In 1990, with funding as a Wellcome Trust Senior Fellow, he set up the Hypoxia Biology laboratory in the Weatherall Institute of Molecular Medicine, Oxford.
This work led to the unexpected discovery that the oxygen sensing process underlying the regulation of erythropoietin production in the kidneys and liver operates across essentially all animal cells, irrespective of the production of erythropoietin, and that it directs a broad range of other cellular and systemic responses to hypoxia. These include altered energy metabolism, angiogenesis and cell survival/differentiation decisions. The laboratory went on to elucidate the mechanism of 'oxygen sensing', an unprecedented mode of signal transduction mediated by oxygen-dependent catalysis of prolyl and asparaginyl hydroxylation at specific sites within the key transcription factor, HIF (hypoxia inducible factor). Prolyl hydroxylation marks HIF-alpha polypeptides for destruction by the von Hippel-Lindau ubiquitin E3 ligase, whist asparaginyl hydroxylation blocks the recruitment of co-activators. In hypoxia these processes are suppressed, allowing HIF-alpha to escape destruction and assemble an active transcriptional complex with its dimerization partner HIF-beta.

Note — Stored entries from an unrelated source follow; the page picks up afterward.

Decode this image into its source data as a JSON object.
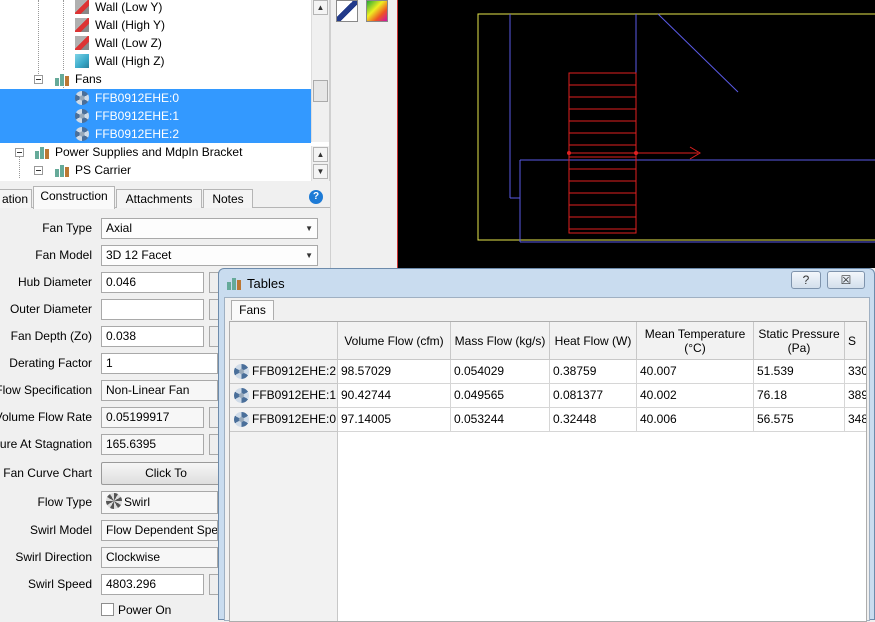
{
  "tree": {
    "items": [
      {
        "label": "Wall (Low Y)",
        "icon": "wall-icon"
      },
      {
        "label": "Wall (High Y)",
        "icon": "wall-icon"
      },
      {
        "label": "Wall (Low Z)",
        "icon": "wall-icon"
      },
      {
        "label": "Wall (High Z)",
        "icon": "wall-icon"
      },
      {
        "label": "Fans",
        "icon": "assembly-icon"
      },
      {
        "label": "FFB0912EHE:0",
        "icon": "fan-icon",
        "selected": true
      },
      {
        "label": "FFB0912EHE:1",
        "icon": "fan-icon",
        "selected": true
      },
      {
        "label": "FFB0912EHE:2",
        "icon": "fan-icon",
        "selected": true
      },
      {
        "label": "Power Supplies and MdpIn Bracket",
        "icon": "assembly-icon"
      },
      {
        "label": "PS Carrier",
        "icon": "assembly-icon"
      }
    ]
  },
  "tabs": [
    "ation",
    "Construction",
    "Attachments",
    "Notes"
  ],
  "properties": {
    "fan_type": {
      "label": "Fan Type",
      "value": "Axial"
    },
    "fan_model": {
      "label": "Fan Model",
      "value": "3D 12 Facet"
    },
    "hub_diameter": {
      "label": "Hub Diameter",
      "value": "0.046"
    },
    "outer_diameter": {
      "label": "Outer Diameter",
      "value": ""
    },
    "fan_depth": {
      "label": "Fan Depth (Zo)",
      "value": "0.038"
    },
    "derating_factor": {
      "label": "Derating Factor",
      "value": "1"
    },
    "flow_specification": {
      "label": "Flow Specification",
      "value": "Non-Linear Fan"
    },
    "volume_flow_rate": {
      "label": "n Volume Flow Rate",
      "value": "0.05199917"
    },
    "pressure_stagnation": {
      "label": "ssure At Stagnation",
      "value": "165.6395"
    },
    "fan_curve_chart": {
      "label": "Fan Curve Chart",
      "value": "Click To"
    },
    "flow_type": {
      "label": "Flow Type",
      "value": "Swirl"
    },
    "swirl_model": {
      "label": "Swirl Model",
      "value": "Flow Dependent Speed"
    },
    "swirl_direction": {
      "label": "Swirl Direction",
      "value": "Clockwise"
    },
    "swirl_speed": {
      "label": "Swirl Speed",
      "value": "4803.296"
    },
    "power_on": {
      "label": "Power On",
      "checked": false
    }
  },
  "dialog": {
    "title": "Tables",
    "help_label": "?",
    "close_label": "☒",
    "tab": "Fans",
    "columns": [
      "Volume Flow (cfm)",
      "Mass Flow (kg/s)",
      "Heat Flow (W)",
      "Mean Temperature (°C)",
      "Static Pressure (Pa)",
      "S"
    ],
    "rows": [
      {
        "name": "FFB0912EHE:2",
        "values": [
          "98.57029",
          "0.054029",
          "0.38759",
          "40.007",
          "51.539",
          "330"
        ]
      },
      {
        "name": "FFB0912EHE:1",
        "values": [
          "90.42744",
          "0.049565",
          "0.081377",
          "40.002",
          "76.18",
          "389"
        ]
      },
      {
        "name": "FFB0912EHE:0",
        "values": [
          "97.14005",
          "0.053244",
          "0.32448",
          "40.006",
          "56.575",
          "348"
        ]
      }
    ]
  },
  "colors": {
    "selection": "#3399ff",
    "viewport_bg": "#000000",
    "outline_yellow": "#e6e64c",
    "outline_blue": "#5a5ae6",
    "fan_red": "#e02020"
  }
}
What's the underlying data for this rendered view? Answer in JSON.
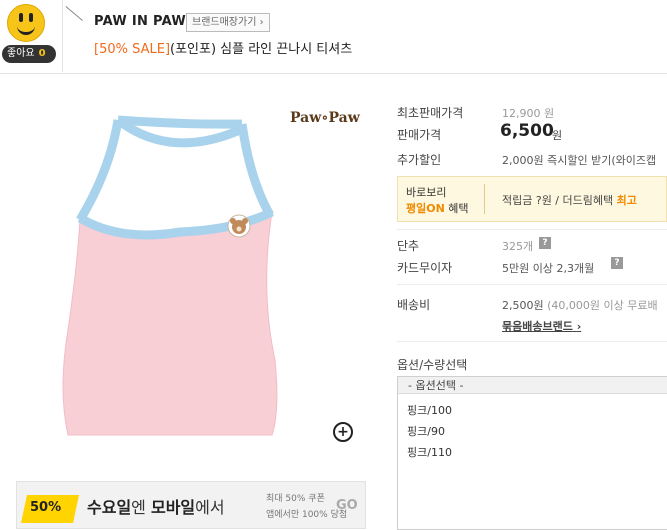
{
  "header": {
    "like_label": "좋아요",
    "like_count": "0",
    "brand": "PAW IN PAW",
    "brand_store_button": "브랜드매장가기 ›",
    "title_sale": "[50% SALE]",
    "title_rest": "(포인포) 심플 라인 끈나시 티셔츠"
  },
  "product_image": {
    "logo_text": "Paw∘Paw",
    "zoom_icon": "+"
  },
  "banner": {
    "tag": "50%",
    "main_pre": "수요일",
    "main_mid": "엔 ",
    "main_bold": "모바일",
    "main_post": "에서",
    "sub1": "최대 50% 쿠폰",
    "sub2": "앱에서만 100% 당첨",
    "go": "GO"
  },
  "info": {
    "first_price_label": "최초판매가격",
    "first_price_value": "12,900 원",
    "price_label": "판매가격",
    "price_value": "6,500",
    "price_unit": "원",
    "extra_discount_label": "추가할인",
    "extra_discount_value": "2,000원 즉시할인 받기(와이즈캡",
    "promo_line1": "바로보리",
    "promo_on": "평일ON",
    "promo_on_suffix": " 혜택",
    "promo_right_pre": "적립금 ?원 / 더드림혜택 ",
    "promo_right_hl": "최고",
    "unit_label": "단추",
    "unit_value": "325개",
    "card_label": "카드무이자",
    "card_value": "5만원 이상 2,3개월",
    "shipping_label": "배송비",
    "shipping_value": "2,500원",
    "shipping_note": "(40,000원 이상 무료배",
    "bundle_brand": "묶음배송브랜드",
    "bundle_arrow": "›"
  },
  "options": {
    "title": "옵션/수량선택",
    "header": "- 옵션선택 -",
    "items": [
      "핑크/100",
      "핑크/90",
      "핑크/110"
    ]
  },
  "colors": {
    "sale": "#f26b1d",
    "promo_orange": "#f08a00",
    "shirt_pink": "#f9cfd6",
    "trim_blue": "#a9d3ec"
  }
}
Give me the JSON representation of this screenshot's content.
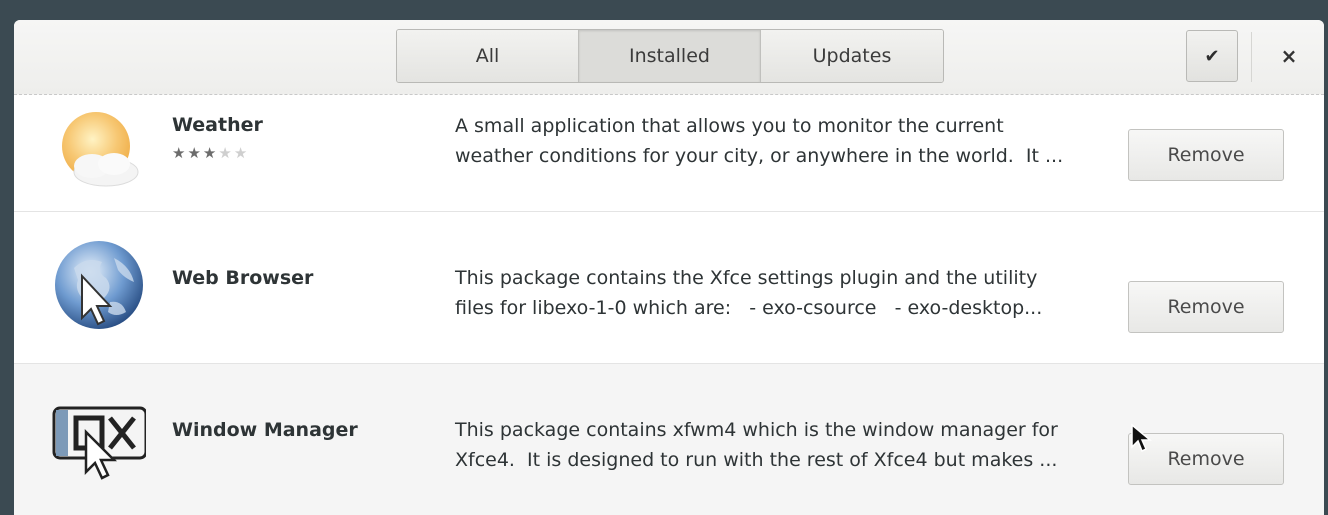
{
  "header": {
    "tabs": [
      {
        "label": "All"
      },
      {
        "label": "Installed"
      },
      {
        "label": "Updates"
      }
    ],
    "active_tab": "Installed",
    "confirm_icon": "checkmark-icon",
    "close_icon": "close-icon",
    "confirm_glyph": "✔",
    "close_glyph": "×"
  },
  "apps": [
    {
      "name": "Weather",
      "rating": 3,
      "rating_max": 5,
      "description": "A small application that allows you to monitor the current\nweather conditions for your city, or anywhere in the world.  It ...",
      "action_label": "Remove",
      "icon": "weather-icon"
    },
    {
      "name": "Web Browser",
      "description": "This package contains the Xfce settings plugin and the utility\nfiles for libexo-1-0 which are:   - exo-csource   - exo-desktop...",
      "action_label": "Remove",
      "icon": "web-browser-icon"
    },
    {
      "name": "Window Manager",
      "description": "This package contains xfwm4 which is the window manager for\nXfce4.  It is designed to run with the rest of Xfce4 but makes ...",
      "action_label": "Remove",
      "icon": "window-manager-icon"
    }
  ],
  "colors": {
    "star_on": "#6c6c6c",
    "star_off": "#cfcfcf"
  }
}
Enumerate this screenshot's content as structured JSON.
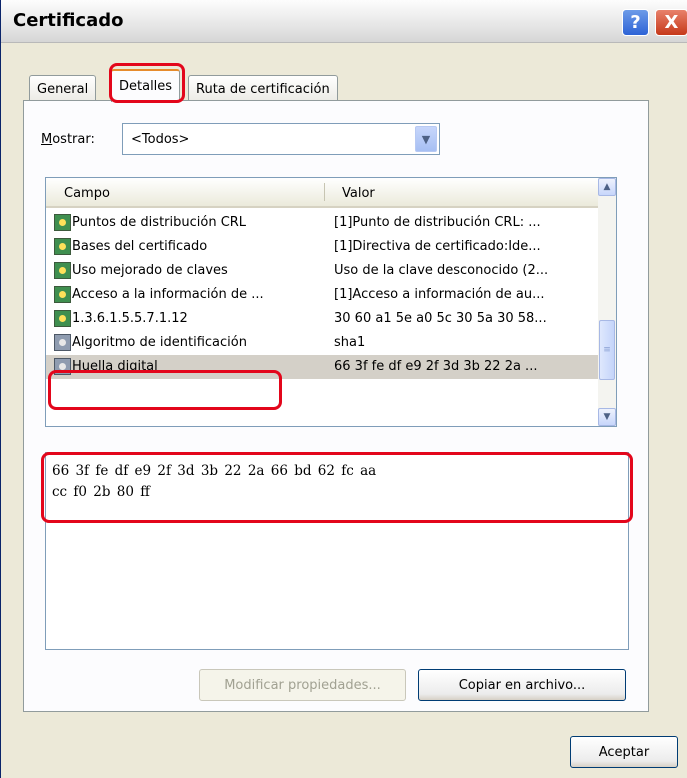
{
  "window": {
    "title": "Certificado",
    "help_glyph": "?",
    "close_glyph": "X"
  },
  "tabs": [
    {
      "label": "General",
      "active": false
    },
    {
      "label": "Detalles",
      "active": true
    },
    {
      "label": "Ruta de certificación",
      "active": false
    }
  ],
  "show": {
    "label": "Mostrar:",
    "value": "<Todos>"
  },
  "list": {
    "columns": [
      "Campo",
      "Valor"
    ],
    "rows": [
      {
        "field": "Puntos de distribución CRL",
        "value": "[1]Punto de distribución CRL: ...",
        "icon": "cert-extension-icon"
      },
      {
        "field": "Bases del certificado",
        "value": "[1]Directiva de certificado:Ide...",
        "icon": "cert-extension-icon"
      },
      {
        "field": "Uso mejorado de claves",
        "value": "Uso de la clave desconocido (2...",
        "icon": "cert-extension-icon"
      },
      {
        "field": "Acceso a la información de ...",
        "value": "[1]Acceso a información de au...",
        "icon": "cert-extension-icon"
      },
      {
        "field": "1.3.6.1.5.5.7.1.12",
        "value": "30 60 a1 5e a0 5c 30 5a 30 58...",
        "icon": "cert-extension-icon"
      },
      {
        "field": "Algoritmo de identificación",
        "value": "sha1",
        "icon": "cert-property-icon"
      },
      {
        "field": "Huella digital",
        "value": "66 3f fe df e9 2f 3d 3b 22 2a ...",
        "icon": "cert-property-icon",
        "selected": true
      }
    ]
  },
  "detail": {
    "line1": "66 3f fe df e9 2f 3d 3b 22 2a 66 bd 62 fc aa",
    "line2": "cc f0 2b 80 ff"
  },
  "buttons": {
    "edit_properties": "Modificar propiedades...",
    "copy_to_file": "Copiar en archivo...",
    "ok": "Aceptar"
  },
  "colors": {
    "highlight": "#e3061b",
    "tab_accent": "#e68b2c"
  }
}
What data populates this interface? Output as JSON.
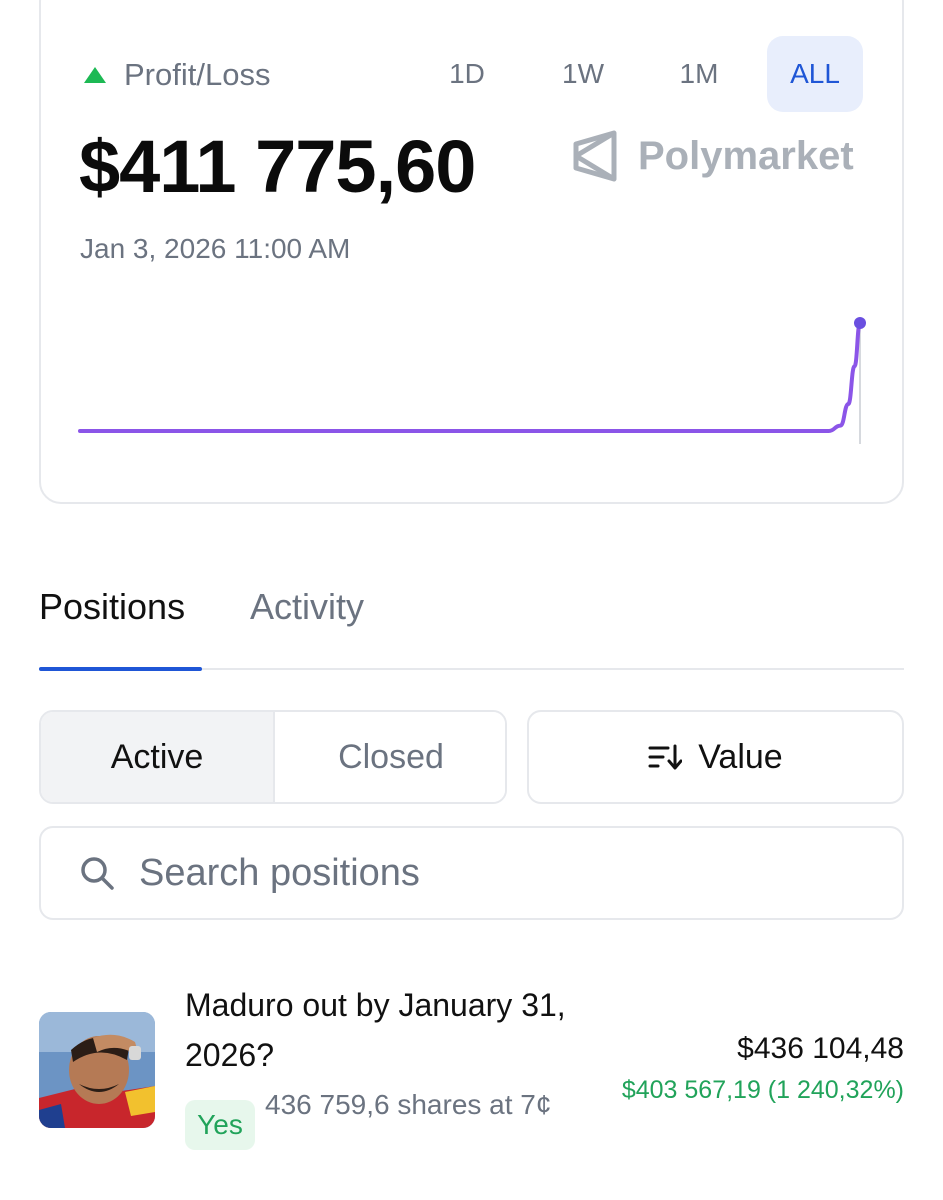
{
  "pnl_card": {
    "label": "Profit/Loss",
    "trend": "up",
    "value": "$411 775,60",
    "timestamp": "Jan 3, 2026 11:00 AM",
    "brand": "Polymarket",
    "range_tabs": [
      {
        "label": "1D",
        "active": false
      },
      {
        "label": "1W",
        "active": false
      },
      {
        "label": "1M",
        "active": false
      },
      {
        "label": "ALL",
        "active": true
      }
    ]
  },
  "chart_data": {
    "type": "line",
    "x": [
      0,
      10,
      20,
      30,
      40,
      50,
      60,
      70,
      80,
      90,
      93,
      96,
      97.5,
      98.5,
      99.3,
      100
    ],
    "values": [
      0,
      0,
      0,
      0,
      0,
      0,
      0,
      0,
      0,
      0,
      0,
      0,
      0.05,
      0.25,
      0.6,
      1.0
    ],
    "title": "",
    "xlabel": "",
    "ylabel": "",
    "grid": false,
    "line_color": "#8b55e8",
    "marker_color": "#6a4fe0"
  },
  "tabs": [
    {
      "label": "Positions",
      "active": true
    },
    {
      "label": "Activity",
      "active": false
    }
  ],
  "filter": {
    "segments": [
      {
        "label": "Active",
        "active": true
      },
      {
        "label": "Closed",
        "active": false
      }
    ],
    "sort_label": "Value",
    "sort_icon": "sort-descending-icon"
  },
  "search": {
    "placeholder": "Search positions",
    "value": ""
  },
  "positions": [
    {
      "title": "Maduro out by January 31, 2026?",
      "outcome": "Yes",
      "shares": "436 759,6 shares at 7¢",
      "value": "$436 104,48",
      "pnl": "$403 567,19 (1 240,32%)"
    }
  ],
  "colors": {
    "accent": "#1f56d6",
    "positive": "#21a35a",
    "chart_line": "#8b55e8",
    "muted_text": "#6b7380"
  }
}
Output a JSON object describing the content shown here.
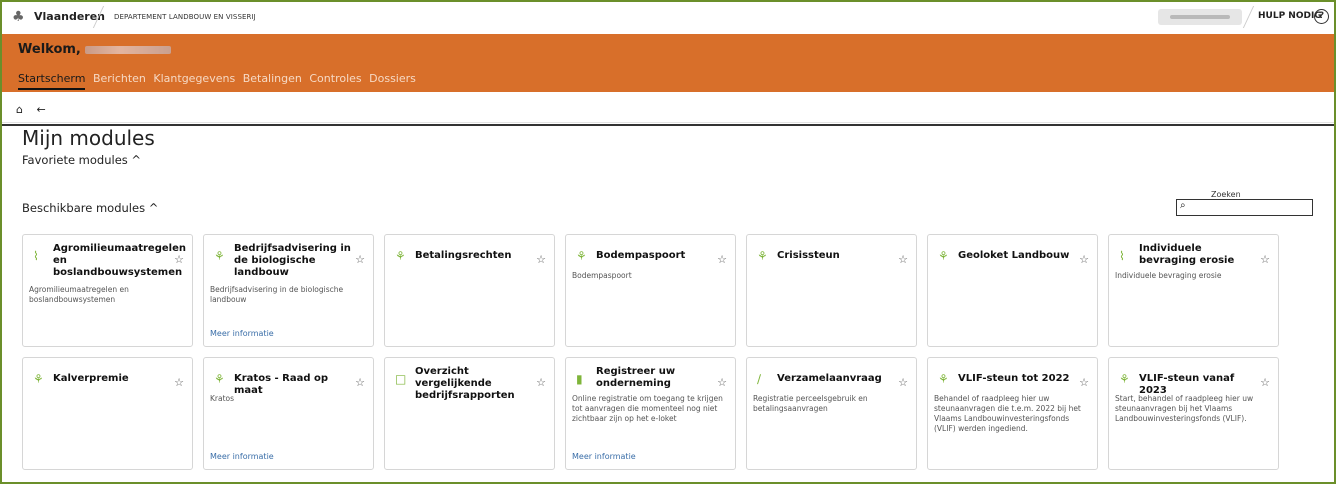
{
  "topbar": {
    "brand": "Vlaanderen",
    "department": "DEPARTEMENT LANDBOUW EN VISSERIJ",
    "help": "HULP NODIG",
    "help_symbol": "?"
  },
  "header": {
    "welcome": "Welkom,",
    "nav": [
      "Startscherm",
      "Berichten",
      "Klantgegevens",
      "Betalingen",
      "Controles",
      "Dossiers"
    ]
  },
  "crumbs": {
    "home": "⌂",
    "back": "←"
  },
  "page": {
    "title": "Mijn modules",
    "favorites": "Favoriete modules ^",
    "available": "Beschikbare modules ^"
  },
  "search": {
    "label": "Zoeken",
    "icon": "⌕"
  },
  "cards": [
    {
      "title": "Agromilieumaatregelen en boslandbouwsystemen",
      "desc": "Agromilieumaatregelen en boslandbouwsystemen",
      "more": "",
      "icon": "⌇"
    },
    {
      "title": "Bedrijfsadvisering in de biologische landbouw",
      "desc": "Bedrijfsadvisering in de biologische landbouw",
      "more": "Meer informatie",
      "icon": "⚘"
    },
    {
      "title": "Betalingsrechten",
      "desc": "",
      "more": "",
      "icon": "⚘"
    },
    {
      "title": "Bodempaspoort",
      "desc": "Bodempaspoort",
      "more": "",
      "icon": "⚘"
    },
    {
      "title": "Crisissteun",
      "desc": "",
      "more": "",
      "icon": "⚘"
    },
    {
      "title": "Geoloket Landbouw",
      "desc": "",
      "more": "",
      "icon": "⚘"
    },
    {
      "title": "Individuele bevraging erosie",
      "desc": "Individuele bevraging erosie",
      "more": "",
      "icon": "⌇"
    },
    {
      "title": "Kalverpremie",
      "desc": "",
      "more": "",
      "icon": "⚘"
    },
    {
      "title": "Kratos - Raad op maat",
      "desc": "Kratos",
      "more": "Meer informatie",
      "icon": "⚘"
    },
    {
      "title": "Overzicht vergelijkende bedrijfsrapporten",
      "desc": "",
      "more": "",
      "icon": "□"
    },
    {
      "title": "Registreer uw onderneming",
      "desc": "Online registratie om toegang te krijgen tot aanvragen die momenteel nog niet zichtbaar zijn op het e-loket",
      "more": "Meer informatie",
      "icon": "▮"
    },
    {
      "title": "Verzamelaanvraag",
      "desc": "Registratie perceelsgebruik en betalingsaanvragen",
      "more": "",
      "icon": "∕"
    },
    {
      "title": "VLIF-steun tot 2022",
      "desc": "Behandel of raadpleeg hier uw steunaanvragen die t.e.m. 2022 bij het Vlaams Landbouwinvesteringsfonds (VLIF) werden ingediend.",
      "more": "",
      "icon": "⚘"
    },
    {
      "title": "VLIF-steun vanaf 2023",
      "desc": "Start, behandel of raadpleeg hier uw steunaanvragen bij het Vlaams Landbouwinvesteringsfonds (VLIF).",
      "more": "",
      "icon": "⚘"
    }
  ],
  "colors": {
    "orange": "#d86f2a",
    "green": "#7fb53a",
    "link": "#3a6ea8"
  }
}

Peter was elected to the Fellowship of the Royal Society and to the Academy of Medical Sciences in 2002. He is a member of EMBO and a foreign honorary member of the American Academy of Arts and Sciences. His work on oxygen sensing has won a number of awards including the Louis-Jeantet Prize in Medicine, the Canada Gairdner International Award, and the Lasker Award for Basic Biomedical Research. He was knighted for services to medicine in the New Year's Honours, 2014. In 2019, Peter was awarded the Nobel Prize in Physiology or Medicine alongside William Kaelin and Gregg Semenza for their work examining how cells sense and adapt to oxygen availability.
In 2004, he was appointed Nuffield Professor of Clinical Medicine at the University of Oxford and served as Head of the Nuffield Department of Clinical Medicine from 2004-2016. In May 2016 he was appointed Director of Clinical Research at the Francis Crick Institute, retaining a position at Oxford as member of the Ludwig Institute of Cancer Research and Director of Oxford's Target Discovery Institute.
Peter's current research aims to understand the biological roles of signalling through protein hydroxylation and related oxidations. The work is focused both on the operation of the HIF hydroxylases themselves and on related enzymes that catalyse hydroxylations on other proteins. It aims to link these biochemical pathways to physiological control and to the pathophysiology of human diseases including cancer and ischaemic vascular disease.
Login details for the lecture will be shared with registered attendees by email shortly before the lecture is scheduled to start.